Emily's reliance on social media echoed a lot of points made by Carla Zanoni, the audience development director at WSJ. Carla noted that each morning meeting now includes the global conversation as told by social media. While the results of their social media analysis may not directly impact editorial direction, they can be used to determine which stories could use additional resources (i.e., a graphic, video, an extra blog post, etc.). In discussing today's age of journalism, Carla mentioned that she would like to begin seeing online WSJ stories shorten in length as they are churned out at a greater volume than ever before.
Almar Latour, an executive editor, made it a point to say that while social media has changed the newsroom, it does not relieve a reporter's responsibility to be accurate. WSJ reporters are still required to fact check everything that they put out. According to Almar, "The most profound change in the news is how we all consume the news." The general audience's ability to access news around the clock displaces the conventional deadlines that used to exist. Almar alludes to this as he rattles off the deadlines for today's journalists that dive deep into the night and early morning.
And yet, it is possible that of all the panelists, Jason Bellini and Jessica Yu are the most affected by social media. Jessica, a global visual editor, constantly creates interactive graphics to capture a younger audience. Jason, a senior producer at WSJ Video, laments that it is no longer enough for him to put out "good journalism" that attracts views.
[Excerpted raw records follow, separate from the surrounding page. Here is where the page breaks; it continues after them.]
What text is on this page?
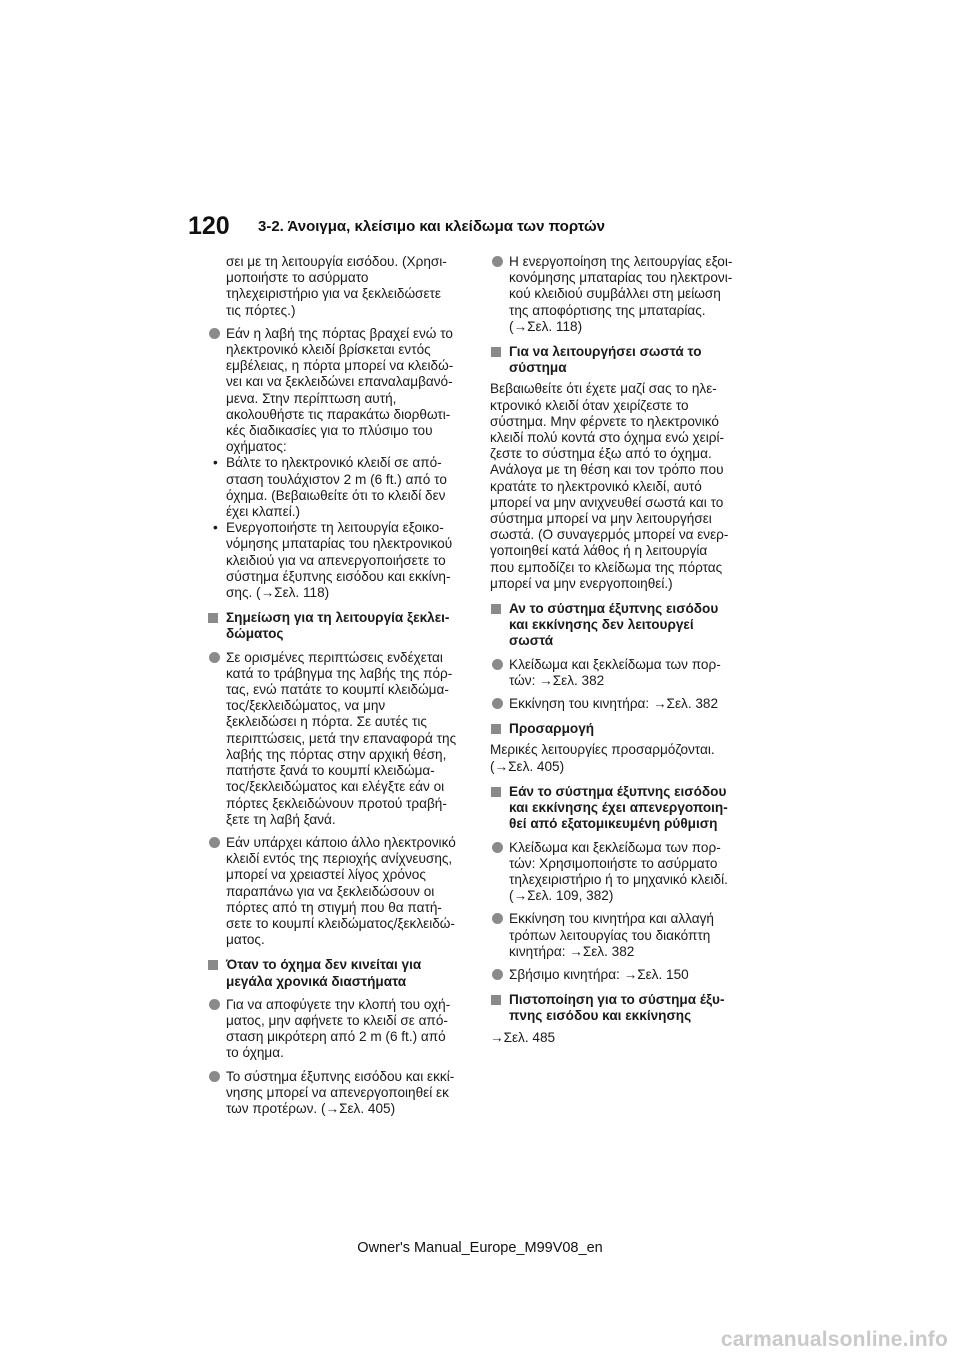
120 3-2. Άνοιγμα, κλείσιμο και κλείδωμα των πορτών
σει με τη λειτουργία εισόδου. (Χρησι-
μοποιήστε το ασύρματο
τηλεχειριστήριο για να ξεκλειδώσετε
τις πόρτες.)
Εάν η λαβή της πόρτας βραχεί ενώ το
ηλεκτρονικό κλειδί βρίσκεται εντός
εμβέλειας, η πόρτα μπορεί να κλειδώ-
νει και να ξεκλειδώνει επαναλαμβανό-
μενα. Στην περίπτωση αυτή,
ακολουθήστε τις παρακάτω διορθωτι-
κές διαδικασίες για το πλύσιμο του
οχήματος:
• Βάλτε το ηλεκτρονικό κλειδί σε από-
σταση τουλάχιστον 2 m (6 ft.) από το
όχημα. (Βεβαιωθείτε ότι το κλειδί δεν
έχει κλαπεί.)
• Ενεργοποιήστε τη λειτουργία εξοικο-
νόμησης μπαταρίας του ηλεκτρονικού
κλειδιού για να απενεργοποιήσετε το
σύστημα έξυπνης εισόδου και εκκίνη-
σης. (→Σελ. 118)
Σημείωση για τη λειτουργία ξεκλει-
δώματος
Σε ορισμένες περιπτώσεις ενδέχεται
κατά το τράβηγμα της λαβής της πόρ-
τας, ενώ πατάτε το κουμπί κλειδώμα-
τος/ξεκλειδώματος, να μην
ξεκλειδώσει η πόρτα. Σε αυτές τις
περιπτώσεις, μετά την επαναφορά της
λαβής της πόρτας στην αρχική θέση,
πατήστε ξανά το κουμπί κλειδώμα-
τος/ξεκλειδώματος και ελέγξτε εάν οι
πόρτες ξεκλειδώνουν προτού τραβή-
ξετε τη λαβή ξανά.
Εάν υπάρχει κάποιο άλλο ηλεκτρονικό
κλειδί εντός της περιοχής ανίχνευσης,
μπορεί να χρειαστεί λίγος χρόνος
παραπάνω για να ξεκλειδώσουν οι
πόρτες από τη στιγμή που θα πατή-
σετε το κουμπί κλειδώματος/ξεκλειδώ-
ματος.
Όταν το όχημα δεν κινείται για
μεγάλα χρονικά διαστήματα
Για να αποφύγετε την κλοπή του οχή-
ματος, μην αφήνετε το κλειδί σε από-
σταση μικρότερη από 2 m (6 ft.) από
το όχημα.
Το σύστημα έξυπνης εισόδου και εκκί-
νησης μπορεί να απενεργοποιηθεί εκ
των προτέρων. (→Σελ. 405)
Η ενεργοποίηση της λειτουργίας εξοι-
κονόμησης μπαταρίας του ηλεκτρονι-
κού κλειδιού συμβάλλει στη μείωση
της αποφόρτισης της μπαταρίας.
(→Σελ. 118)
Για να λειτουργήσει σωστά το
σύστημα
Βεβαιωθείτε ότι έχετε μαζί σας το ηλε-
κτρονικό κλειδί όταν χειρίζεστε το
σύστημα. Μην φέρνετε το ηλεκτρονικό
κλειδί πολύ κοντά στο όχημα ενώ χειρί-
ζεστε το σύστημα έξω από το όχημα.
Ανάλογα με τη θέση και τον τρόπο που
κρατάτε το ηλεκτρονικό κλειδί, αυτό
μπορεί να μην ανιχνευθεί σωστά και το
σύστημα μπορεί να μην λειτουργήσει
σωστά. (Ο συναγερμός μπορεί να ενερ-
γοποιηθεί κατά λάθος ή η λειτουργία
που εμποδίζει το κλείδωμα της πόρτας
μπορεί να μην ενεργοποιηθεί.)
Αν το σύστημα έξυπνης εισόδου
και εκκίνησης δεν λειτουργεί
σωστά
Κλείδωμα και ξεκλείδωμα των πορ-
τών: →Σελ. 382
Εκκίνηση του κινητήρα: →Σελ. 382
Προσαρμογή
Μερικές λειτουργίες προσαρμόζονται.
(→Σελ. 405)
Εάν το σύστημα έξυπνης εισόδου
και εκκίνησης έχει απενεργοποιη-
θεί από εξατομικευμένη ρύθμιση
Κλείδωμα και ξεκλείδωμα των πορ-
τών: Χρησιμοποιήστε το ασύρματο
τηλεχειριστήριο ή το μηχανικό κλειδί.
(→Σελ. 109, 382)
Εκκίνηση του κινητήρα και αλλαγή
τρόπων λειτουργίας του διακόπτη
κινητήρα: →Σελ. 382
Σβήσιμο κινητήρα: →Σελ. 150
Πιστοποίηση για το σύστημα έξυ-
πνης εισόδου και εκκίνησης
→Σελ. 485
Owner's Manual_Europe_M99V08_en
carmanualsonline.info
Now, his success is measured by how often the video is shared, which forces him to consider not only how newsworthy a story may be but also if it has the capability to go viral. While his job mainly consists of aligning popular WSJ editorial articles with his video content, he can on occasion create videos that inspire editorial content. It was Jason's last point, however, that punctuated the evening. We may exist in an age where puppy and cat videos and human interest stories rule the day, but WSJ subscribers represent an elite viewership that has maintained a hunger for genuine news and will continue to do so in spite of social media's advancements.